Venturi est également engagé en Formule E depuis la saison inaugurale et compte bien y rester. "Il est vrai que de plus en plus de grands constructeurs s’engagent en Formule E, ce dont nous nous réjouissons. Nous y avons notre place, et ce sur le long terme", assure Thierry Apparu. Auteur de prestations régulières et parfois de coups d’éclat, fournisseur l’an passé de la chaîne de traction de l’écurie américaine Dragon Racing, Venturi doit toutefois encore faire face à quelques difficultés que le responsable de la communication explicite :

"Il nous a fallu apprendre le métier de la course automobile, constituer une équipe solide. Nous avons beaucoup évolué et commençons à en récolter les fruits. Après le plateau de pilotes de la Formule 1, celui de la Formule E passe pour être le plus beau.

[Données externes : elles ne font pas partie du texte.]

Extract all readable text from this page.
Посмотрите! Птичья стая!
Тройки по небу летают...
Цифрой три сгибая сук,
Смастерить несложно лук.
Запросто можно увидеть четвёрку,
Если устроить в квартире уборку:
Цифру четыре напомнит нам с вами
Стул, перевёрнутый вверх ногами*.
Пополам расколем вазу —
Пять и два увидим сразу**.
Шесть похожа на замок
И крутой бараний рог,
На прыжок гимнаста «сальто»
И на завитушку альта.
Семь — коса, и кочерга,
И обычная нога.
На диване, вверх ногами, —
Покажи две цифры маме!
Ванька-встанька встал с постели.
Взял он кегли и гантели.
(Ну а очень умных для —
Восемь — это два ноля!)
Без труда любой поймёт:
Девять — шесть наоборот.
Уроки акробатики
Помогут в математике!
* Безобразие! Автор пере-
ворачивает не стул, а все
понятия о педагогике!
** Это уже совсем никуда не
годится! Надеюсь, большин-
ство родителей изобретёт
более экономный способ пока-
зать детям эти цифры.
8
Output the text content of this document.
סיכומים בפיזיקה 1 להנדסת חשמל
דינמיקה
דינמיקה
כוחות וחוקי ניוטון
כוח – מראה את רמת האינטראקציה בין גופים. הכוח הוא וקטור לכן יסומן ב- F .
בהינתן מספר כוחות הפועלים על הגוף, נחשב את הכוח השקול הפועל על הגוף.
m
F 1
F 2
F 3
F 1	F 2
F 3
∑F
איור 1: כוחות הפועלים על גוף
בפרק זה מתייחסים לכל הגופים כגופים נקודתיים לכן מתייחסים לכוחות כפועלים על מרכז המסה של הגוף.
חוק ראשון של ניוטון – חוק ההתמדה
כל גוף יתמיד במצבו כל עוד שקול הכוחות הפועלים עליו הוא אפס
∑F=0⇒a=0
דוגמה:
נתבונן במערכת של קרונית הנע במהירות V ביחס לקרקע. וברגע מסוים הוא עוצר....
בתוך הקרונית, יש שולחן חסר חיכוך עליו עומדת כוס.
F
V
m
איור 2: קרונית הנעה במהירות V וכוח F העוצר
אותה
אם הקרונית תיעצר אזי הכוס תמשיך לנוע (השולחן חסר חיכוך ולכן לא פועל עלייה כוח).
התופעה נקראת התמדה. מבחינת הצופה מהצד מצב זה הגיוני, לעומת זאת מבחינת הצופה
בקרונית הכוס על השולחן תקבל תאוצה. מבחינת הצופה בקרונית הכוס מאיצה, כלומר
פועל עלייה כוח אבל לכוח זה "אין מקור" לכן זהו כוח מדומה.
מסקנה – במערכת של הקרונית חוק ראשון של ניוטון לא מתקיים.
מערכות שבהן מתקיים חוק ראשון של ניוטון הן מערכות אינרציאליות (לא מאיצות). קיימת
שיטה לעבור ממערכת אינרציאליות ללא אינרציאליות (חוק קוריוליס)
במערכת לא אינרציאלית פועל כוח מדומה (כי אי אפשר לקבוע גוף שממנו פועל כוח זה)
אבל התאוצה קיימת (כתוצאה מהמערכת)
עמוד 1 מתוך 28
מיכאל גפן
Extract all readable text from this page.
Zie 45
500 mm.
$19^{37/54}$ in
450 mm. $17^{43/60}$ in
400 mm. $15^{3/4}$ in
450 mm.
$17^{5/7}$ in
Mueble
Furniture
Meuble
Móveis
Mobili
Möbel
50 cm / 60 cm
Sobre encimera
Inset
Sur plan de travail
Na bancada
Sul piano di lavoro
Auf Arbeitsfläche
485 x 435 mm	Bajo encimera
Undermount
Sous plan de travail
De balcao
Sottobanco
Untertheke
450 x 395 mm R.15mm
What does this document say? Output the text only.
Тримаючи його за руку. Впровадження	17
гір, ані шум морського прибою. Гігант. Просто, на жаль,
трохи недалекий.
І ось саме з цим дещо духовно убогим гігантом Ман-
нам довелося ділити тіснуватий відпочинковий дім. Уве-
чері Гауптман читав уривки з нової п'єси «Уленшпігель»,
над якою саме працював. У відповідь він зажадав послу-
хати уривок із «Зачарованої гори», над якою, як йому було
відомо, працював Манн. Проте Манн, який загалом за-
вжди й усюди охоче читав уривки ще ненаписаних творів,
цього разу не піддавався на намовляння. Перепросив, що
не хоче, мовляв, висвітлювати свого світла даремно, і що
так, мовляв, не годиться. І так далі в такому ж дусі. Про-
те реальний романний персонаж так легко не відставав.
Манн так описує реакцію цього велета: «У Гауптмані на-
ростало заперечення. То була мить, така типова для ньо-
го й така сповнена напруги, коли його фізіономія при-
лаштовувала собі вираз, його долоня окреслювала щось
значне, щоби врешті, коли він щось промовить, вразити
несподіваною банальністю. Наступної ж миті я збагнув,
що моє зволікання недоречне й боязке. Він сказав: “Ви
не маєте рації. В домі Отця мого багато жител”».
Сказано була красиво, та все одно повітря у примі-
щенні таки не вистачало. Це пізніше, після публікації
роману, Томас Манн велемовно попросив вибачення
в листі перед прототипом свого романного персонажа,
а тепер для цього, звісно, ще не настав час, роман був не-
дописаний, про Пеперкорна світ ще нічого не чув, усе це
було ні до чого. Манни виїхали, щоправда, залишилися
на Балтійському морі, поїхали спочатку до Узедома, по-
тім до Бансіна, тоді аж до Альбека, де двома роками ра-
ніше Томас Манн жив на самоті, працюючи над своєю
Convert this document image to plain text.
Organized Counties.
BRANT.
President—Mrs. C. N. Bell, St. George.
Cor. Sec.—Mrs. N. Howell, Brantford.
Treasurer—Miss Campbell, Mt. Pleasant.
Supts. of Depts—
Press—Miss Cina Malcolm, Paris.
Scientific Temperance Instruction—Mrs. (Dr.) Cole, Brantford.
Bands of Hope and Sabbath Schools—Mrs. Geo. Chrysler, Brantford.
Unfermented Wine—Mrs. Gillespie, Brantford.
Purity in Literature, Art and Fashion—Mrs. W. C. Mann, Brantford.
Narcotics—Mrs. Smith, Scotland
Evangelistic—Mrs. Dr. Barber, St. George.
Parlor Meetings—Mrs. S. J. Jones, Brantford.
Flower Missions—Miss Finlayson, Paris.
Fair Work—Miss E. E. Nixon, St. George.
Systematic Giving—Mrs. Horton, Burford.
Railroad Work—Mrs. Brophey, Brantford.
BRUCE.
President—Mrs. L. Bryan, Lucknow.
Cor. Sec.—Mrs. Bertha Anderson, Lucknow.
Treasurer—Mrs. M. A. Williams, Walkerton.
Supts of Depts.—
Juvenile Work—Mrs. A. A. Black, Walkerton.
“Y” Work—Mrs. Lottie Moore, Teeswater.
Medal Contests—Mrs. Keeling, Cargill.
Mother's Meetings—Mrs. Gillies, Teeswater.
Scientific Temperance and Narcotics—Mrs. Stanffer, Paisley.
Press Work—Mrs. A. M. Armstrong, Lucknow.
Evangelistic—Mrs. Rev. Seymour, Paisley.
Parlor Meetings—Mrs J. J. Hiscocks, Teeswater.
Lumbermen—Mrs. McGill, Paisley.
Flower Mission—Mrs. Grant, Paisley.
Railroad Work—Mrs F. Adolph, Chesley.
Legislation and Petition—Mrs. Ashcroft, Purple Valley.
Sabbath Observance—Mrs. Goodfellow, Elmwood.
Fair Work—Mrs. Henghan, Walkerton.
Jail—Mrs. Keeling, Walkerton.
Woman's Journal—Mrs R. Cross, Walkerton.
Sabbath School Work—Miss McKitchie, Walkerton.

Cette discipline constitue un laboratoire technologique et un banc d’essai formidables", conclut Thierry Apparu.

La Manufacture de Voitures de Sport (MVS) qui, du côté de Cholet (49)  fut à l’origine de la marque française Venturi est certes bien loin mais il en va ainsi de toute marque, de tout constructeur, qui existe. On ne peut dès lors que continuer de suivre avec intérêt – et passion – l’aventure de Venturi.